Some 82% of British firms which have been victims of ransomware attacks paid the hackers in order to get back their data, a new report suggests.
The global average was 58%, making the UK the most likely country to pay cyber-criminals.
Security firm Proofpoint's research also found that more than three-quarters of UK businesses were affected by ransomware in 2021.
Phishing attacks remain the key way criminals access networks, it found.
Phishing happens when someone in a firm is lured into clicking on a link in an email that contains malware, which in turn can help cyber-criminals access company networks.
Ransomware attacks are so-called because the hackers encrypt vital data and demand a ransom in order to get the information decrypted.
Negotiating with cyber-criminals in this manner is discouraged by governments and industry, but that hasn't stopped some high-profile firms – including JBS Foods and Colonial Pipeline – paying up in order to get their systems working again.
Many organisations that have been victims of ransomware end up paying many times, according to the research.
Only half regained access to data and systems after the first payment, the research found, as criminals got greedy and demanded more money.
But only 4% of those who paid a ransom were unable to retrieve their data, either because the key was faulty or the criminals just walked away with the money.
The fact that phishing remains the favoured attack method for cyber-criminals means that firms need to build "a culture of security", said Proofpoint researchers.
"A staggering amount of UK businesses experienced a phishing attack in 2021 and 91% of those attacks were successful," said Adenike Cosgrove, cyber-security strategist at Proofpoint.
"This compounds the fact that the UK is facing threats from all angles," she added.
News that the UK is a ransomware hacker cash cow will be a blow to cyber-authorities here.
Tackling the scourge of ransomware has taken up a huge amount of time and resource for the likes of the National Cyber Security Centre, National Crime Agency and GCHQ.
As well as public education initiatives and regular warnings about ransomware, extensive work has gone on behind the scenes.
Hackers have been unmasked and deterred, and officers have been deployed to help dozens of victims recover from attacks.

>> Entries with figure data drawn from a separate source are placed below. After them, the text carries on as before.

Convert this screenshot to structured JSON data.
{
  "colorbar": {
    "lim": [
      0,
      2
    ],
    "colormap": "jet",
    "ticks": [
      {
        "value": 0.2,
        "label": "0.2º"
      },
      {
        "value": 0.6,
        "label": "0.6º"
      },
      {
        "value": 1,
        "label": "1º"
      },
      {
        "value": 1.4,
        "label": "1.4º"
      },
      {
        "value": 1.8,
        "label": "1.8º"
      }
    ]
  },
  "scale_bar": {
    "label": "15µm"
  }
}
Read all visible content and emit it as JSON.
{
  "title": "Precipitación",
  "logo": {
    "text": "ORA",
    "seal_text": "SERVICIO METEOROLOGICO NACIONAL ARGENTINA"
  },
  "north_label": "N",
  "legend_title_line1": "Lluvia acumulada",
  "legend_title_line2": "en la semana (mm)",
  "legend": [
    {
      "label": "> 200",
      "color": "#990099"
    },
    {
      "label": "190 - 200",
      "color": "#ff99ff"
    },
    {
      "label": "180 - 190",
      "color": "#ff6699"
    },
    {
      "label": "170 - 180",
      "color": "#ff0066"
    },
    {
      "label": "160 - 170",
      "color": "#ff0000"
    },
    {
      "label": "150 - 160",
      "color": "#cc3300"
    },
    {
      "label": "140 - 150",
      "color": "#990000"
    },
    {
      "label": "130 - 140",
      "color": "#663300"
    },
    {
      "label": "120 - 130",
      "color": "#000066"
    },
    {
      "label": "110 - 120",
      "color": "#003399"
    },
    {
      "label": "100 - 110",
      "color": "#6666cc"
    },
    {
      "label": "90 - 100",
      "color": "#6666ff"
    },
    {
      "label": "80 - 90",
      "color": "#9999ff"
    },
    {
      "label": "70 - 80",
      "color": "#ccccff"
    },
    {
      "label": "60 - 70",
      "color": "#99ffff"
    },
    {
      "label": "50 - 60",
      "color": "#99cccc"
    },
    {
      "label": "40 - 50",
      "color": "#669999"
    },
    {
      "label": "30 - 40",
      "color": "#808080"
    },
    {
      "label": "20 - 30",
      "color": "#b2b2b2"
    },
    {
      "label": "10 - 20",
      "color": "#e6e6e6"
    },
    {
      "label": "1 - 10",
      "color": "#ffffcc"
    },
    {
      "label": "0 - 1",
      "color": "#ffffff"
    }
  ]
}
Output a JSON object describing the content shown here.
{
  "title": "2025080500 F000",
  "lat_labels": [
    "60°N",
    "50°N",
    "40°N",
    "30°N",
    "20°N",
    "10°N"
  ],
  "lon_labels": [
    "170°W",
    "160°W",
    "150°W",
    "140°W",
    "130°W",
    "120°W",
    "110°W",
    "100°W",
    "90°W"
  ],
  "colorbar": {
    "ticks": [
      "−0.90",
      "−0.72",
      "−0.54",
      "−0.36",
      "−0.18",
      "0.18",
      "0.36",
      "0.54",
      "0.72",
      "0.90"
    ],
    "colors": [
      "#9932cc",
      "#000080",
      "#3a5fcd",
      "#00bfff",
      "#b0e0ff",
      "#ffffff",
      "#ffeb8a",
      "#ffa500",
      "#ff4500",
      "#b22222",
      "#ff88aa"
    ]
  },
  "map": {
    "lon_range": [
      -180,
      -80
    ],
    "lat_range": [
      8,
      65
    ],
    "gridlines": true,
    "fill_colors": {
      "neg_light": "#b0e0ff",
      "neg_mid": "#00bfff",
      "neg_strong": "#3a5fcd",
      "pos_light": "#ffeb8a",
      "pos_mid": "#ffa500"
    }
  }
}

It's not illegal to pay hackers ransoms, although some think it should be, and for years it's been enthusiastically discouraged by law enforcement agencies and cyber-security companies around the world, as it incentivises hackers to carry out further attacks.
So to hear that UK victims are the most likely to pay out will be demoralising for the country's cyber-authorities in what is a global fight against these criminal gangs.